22 January 2024 10:26 AM
Update and delete operations can be performance intensive and have negative effects on search performance when done in a conventional way, where data is updated or deleted in-place. To avoid these performance impacts during update and delete operations, MarkLogic Server updates and deletes "lazily."
In MarkLogic Server, when you delete a document, it is not removed from disk immediately as that document's fragments are instead marked as "obsolete." Marking a document as obsolete tags its fragments for later removal, and also hides its fragments from subsequent query results. Updates happen in a similar way, where instead of updating in-place, MarkLogic Server marks the old versions of the fragments in an old stand as "obsolete" for later deletion, while also creating new versions of those fragments in a new stand (initially an in-memory stand, which is eventually written down as a new on-disk stand).

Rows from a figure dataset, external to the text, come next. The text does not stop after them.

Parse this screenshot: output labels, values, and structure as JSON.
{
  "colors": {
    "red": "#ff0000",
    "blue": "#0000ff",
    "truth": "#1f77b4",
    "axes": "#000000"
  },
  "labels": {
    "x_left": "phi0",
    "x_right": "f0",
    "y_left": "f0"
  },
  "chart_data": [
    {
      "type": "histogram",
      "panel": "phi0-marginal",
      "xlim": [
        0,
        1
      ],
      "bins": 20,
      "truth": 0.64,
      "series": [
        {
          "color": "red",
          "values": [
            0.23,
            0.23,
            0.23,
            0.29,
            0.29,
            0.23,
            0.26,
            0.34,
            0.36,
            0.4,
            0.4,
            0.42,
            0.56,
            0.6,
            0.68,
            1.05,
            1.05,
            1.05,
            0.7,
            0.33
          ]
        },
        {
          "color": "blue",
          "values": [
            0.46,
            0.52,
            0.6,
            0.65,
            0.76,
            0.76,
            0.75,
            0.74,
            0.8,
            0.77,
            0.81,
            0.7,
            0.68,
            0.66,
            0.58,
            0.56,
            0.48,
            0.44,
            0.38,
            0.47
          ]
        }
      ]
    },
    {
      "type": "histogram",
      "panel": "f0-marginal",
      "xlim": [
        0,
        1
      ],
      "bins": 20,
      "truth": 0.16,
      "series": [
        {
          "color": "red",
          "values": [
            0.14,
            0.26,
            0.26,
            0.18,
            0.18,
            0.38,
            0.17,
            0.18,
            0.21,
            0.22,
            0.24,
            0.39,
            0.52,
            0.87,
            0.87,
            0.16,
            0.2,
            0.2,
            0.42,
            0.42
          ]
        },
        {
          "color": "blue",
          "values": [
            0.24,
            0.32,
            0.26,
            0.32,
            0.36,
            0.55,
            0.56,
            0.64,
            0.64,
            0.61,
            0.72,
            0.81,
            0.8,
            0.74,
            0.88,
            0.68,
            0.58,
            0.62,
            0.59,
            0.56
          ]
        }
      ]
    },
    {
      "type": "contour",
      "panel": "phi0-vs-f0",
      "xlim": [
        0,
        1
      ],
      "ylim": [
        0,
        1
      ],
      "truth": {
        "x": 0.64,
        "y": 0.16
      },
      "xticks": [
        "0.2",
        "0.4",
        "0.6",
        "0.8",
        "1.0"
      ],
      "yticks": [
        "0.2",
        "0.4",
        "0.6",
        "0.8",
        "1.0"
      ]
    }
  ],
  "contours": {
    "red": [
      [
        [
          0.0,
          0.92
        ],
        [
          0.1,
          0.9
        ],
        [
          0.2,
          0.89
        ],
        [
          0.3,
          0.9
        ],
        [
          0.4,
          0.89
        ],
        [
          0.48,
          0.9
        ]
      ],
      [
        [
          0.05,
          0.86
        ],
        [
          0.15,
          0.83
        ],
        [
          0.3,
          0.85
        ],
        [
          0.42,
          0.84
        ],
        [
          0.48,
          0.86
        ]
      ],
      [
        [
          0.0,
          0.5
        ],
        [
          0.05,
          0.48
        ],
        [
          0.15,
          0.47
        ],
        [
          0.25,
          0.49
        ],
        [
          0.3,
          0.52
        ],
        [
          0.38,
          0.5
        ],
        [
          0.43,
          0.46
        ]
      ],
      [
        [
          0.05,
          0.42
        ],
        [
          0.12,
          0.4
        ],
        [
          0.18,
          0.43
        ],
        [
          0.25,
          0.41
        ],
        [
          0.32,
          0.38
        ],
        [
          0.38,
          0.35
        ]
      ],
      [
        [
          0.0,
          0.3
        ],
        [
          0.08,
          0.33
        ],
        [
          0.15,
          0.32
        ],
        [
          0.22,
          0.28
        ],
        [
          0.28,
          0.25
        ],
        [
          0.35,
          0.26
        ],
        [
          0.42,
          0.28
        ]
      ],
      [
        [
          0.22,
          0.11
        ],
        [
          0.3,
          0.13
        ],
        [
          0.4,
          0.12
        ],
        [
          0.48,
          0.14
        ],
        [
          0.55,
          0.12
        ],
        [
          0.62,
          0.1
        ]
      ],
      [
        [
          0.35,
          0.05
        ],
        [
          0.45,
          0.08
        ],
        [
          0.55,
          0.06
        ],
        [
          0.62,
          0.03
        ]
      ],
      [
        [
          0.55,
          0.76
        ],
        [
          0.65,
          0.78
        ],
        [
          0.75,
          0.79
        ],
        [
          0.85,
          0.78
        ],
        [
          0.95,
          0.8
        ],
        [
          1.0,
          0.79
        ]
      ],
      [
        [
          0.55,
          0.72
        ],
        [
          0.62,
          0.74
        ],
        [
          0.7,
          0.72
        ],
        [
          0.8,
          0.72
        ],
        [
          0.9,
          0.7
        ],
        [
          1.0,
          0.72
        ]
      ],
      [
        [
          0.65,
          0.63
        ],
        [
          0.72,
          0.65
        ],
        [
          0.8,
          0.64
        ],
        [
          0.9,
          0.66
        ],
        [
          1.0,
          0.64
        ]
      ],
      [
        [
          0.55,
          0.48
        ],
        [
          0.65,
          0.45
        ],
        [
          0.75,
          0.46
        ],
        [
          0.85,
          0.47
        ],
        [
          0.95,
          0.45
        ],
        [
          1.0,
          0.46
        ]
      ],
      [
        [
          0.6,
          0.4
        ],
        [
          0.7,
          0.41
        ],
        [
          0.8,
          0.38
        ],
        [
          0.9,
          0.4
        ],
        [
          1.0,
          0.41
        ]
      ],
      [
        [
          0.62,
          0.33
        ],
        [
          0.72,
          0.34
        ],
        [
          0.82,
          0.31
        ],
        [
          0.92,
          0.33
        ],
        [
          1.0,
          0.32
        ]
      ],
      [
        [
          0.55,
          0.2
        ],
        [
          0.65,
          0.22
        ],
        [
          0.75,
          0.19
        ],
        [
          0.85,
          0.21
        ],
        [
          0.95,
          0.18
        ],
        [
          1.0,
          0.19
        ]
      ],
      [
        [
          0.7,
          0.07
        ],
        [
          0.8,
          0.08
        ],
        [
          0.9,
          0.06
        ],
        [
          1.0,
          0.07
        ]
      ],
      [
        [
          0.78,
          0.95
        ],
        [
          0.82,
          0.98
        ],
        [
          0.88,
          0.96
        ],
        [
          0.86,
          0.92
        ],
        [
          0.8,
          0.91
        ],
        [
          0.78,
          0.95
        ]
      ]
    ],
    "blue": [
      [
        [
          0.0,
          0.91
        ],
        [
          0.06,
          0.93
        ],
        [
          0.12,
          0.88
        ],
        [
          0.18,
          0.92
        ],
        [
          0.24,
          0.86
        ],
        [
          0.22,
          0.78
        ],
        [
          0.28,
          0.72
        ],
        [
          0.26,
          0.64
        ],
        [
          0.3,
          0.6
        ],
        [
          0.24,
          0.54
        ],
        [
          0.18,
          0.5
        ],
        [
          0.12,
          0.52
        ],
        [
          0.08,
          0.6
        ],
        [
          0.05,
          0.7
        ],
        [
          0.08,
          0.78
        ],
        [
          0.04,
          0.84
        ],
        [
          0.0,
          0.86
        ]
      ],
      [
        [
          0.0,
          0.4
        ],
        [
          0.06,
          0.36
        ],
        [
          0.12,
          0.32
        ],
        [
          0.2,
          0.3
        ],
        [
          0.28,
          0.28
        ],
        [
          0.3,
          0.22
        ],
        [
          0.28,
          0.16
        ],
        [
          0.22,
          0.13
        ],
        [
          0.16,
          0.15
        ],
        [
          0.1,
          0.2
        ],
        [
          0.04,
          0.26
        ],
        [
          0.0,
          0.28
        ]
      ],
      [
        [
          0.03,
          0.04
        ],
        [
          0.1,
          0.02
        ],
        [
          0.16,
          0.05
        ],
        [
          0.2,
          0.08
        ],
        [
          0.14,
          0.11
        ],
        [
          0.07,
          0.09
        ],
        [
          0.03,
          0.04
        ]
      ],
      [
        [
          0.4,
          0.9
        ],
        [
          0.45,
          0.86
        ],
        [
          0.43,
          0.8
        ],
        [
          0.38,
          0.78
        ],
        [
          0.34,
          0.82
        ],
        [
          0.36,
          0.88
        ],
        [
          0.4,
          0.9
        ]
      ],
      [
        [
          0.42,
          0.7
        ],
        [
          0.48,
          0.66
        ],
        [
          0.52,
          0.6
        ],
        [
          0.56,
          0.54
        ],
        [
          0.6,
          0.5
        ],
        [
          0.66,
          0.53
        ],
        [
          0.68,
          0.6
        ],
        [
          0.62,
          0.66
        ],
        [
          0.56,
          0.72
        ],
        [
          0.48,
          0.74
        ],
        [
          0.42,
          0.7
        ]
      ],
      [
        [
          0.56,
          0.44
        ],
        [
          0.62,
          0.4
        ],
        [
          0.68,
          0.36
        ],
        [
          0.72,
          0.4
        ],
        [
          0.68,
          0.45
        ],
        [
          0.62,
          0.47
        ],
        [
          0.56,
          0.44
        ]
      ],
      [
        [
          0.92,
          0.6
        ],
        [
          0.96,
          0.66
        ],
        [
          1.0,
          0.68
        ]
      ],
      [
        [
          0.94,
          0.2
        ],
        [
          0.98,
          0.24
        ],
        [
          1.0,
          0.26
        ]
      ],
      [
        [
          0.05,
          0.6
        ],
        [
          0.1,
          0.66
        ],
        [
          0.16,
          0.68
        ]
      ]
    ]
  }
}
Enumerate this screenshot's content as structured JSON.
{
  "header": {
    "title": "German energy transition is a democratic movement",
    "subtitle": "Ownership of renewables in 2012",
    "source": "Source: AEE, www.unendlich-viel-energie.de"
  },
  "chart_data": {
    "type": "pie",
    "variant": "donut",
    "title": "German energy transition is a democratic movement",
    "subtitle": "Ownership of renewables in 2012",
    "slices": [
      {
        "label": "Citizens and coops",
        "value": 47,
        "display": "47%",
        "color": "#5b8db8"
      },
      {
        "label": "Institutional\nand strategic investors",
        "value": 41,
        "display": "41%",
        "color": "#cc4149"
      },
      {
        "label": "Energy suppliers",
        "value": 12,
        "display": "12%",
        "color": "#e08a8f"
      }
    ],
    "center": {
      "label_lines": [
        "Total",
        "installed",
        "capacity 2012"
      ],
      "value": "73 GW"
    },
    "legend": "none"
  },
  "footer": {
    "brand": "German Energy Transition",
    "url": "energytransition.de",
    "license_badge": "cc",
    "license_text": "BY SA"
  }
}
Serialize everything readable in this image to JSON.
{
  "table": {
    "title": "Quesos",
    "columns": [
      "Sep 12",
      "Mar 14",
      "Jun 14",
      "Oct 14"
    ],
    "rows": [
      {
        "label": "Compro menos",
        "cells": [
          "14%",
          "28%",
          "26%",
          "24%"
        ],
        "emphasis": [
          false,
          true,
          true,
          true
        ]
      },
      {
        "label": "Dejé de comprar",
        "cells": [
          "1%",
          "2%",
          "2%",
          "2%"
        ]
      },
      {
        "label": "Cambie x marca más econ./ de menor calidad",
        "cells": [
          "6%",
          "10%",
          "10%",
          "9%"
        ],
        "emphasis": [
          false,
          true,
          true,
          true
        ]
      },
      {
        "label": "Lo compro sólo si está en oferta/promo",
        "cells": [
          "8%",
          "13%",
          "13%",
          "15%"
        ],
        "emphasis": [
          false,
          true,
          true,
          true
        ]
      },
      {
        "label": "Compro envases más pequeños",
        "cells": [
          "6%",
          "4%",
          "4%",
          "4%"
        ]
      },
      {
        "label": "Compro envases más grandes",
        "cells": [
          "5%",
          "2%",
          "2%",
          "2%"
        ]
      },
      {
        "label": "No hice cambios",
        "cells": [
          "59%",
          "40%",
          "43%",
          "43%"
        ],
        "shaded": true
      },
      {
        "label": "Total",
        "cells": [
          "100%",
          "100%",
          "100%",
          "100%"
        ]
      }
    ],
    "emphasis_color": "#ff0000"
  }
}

Eventually, merges occur to move any unchanged fragments from an old stand into a new stand. Old fragments marked obsolete are ultimately deleted after the merge creating the new stand finishes, where the old stands that were used as input into that merge are finally removed from disk. Merging is very important - this is the mechanism by which MarkLogic Server both frees up disk space and optimizes its on-disk data structures, as well as reduces the number of fragments evaluated during its queries and searches.
Note that for a merge-min-ratio of n, you can expect up to 1/(n+1) of a stand to be deleted fragments before the stand is automatically merged. See Overview of the Merge Policy Controls.
While lazy deletion results in faster updates and deletes, be aware that residual impacts can be seen in terms of both disk space and query performance if merges are not done in a timely manner.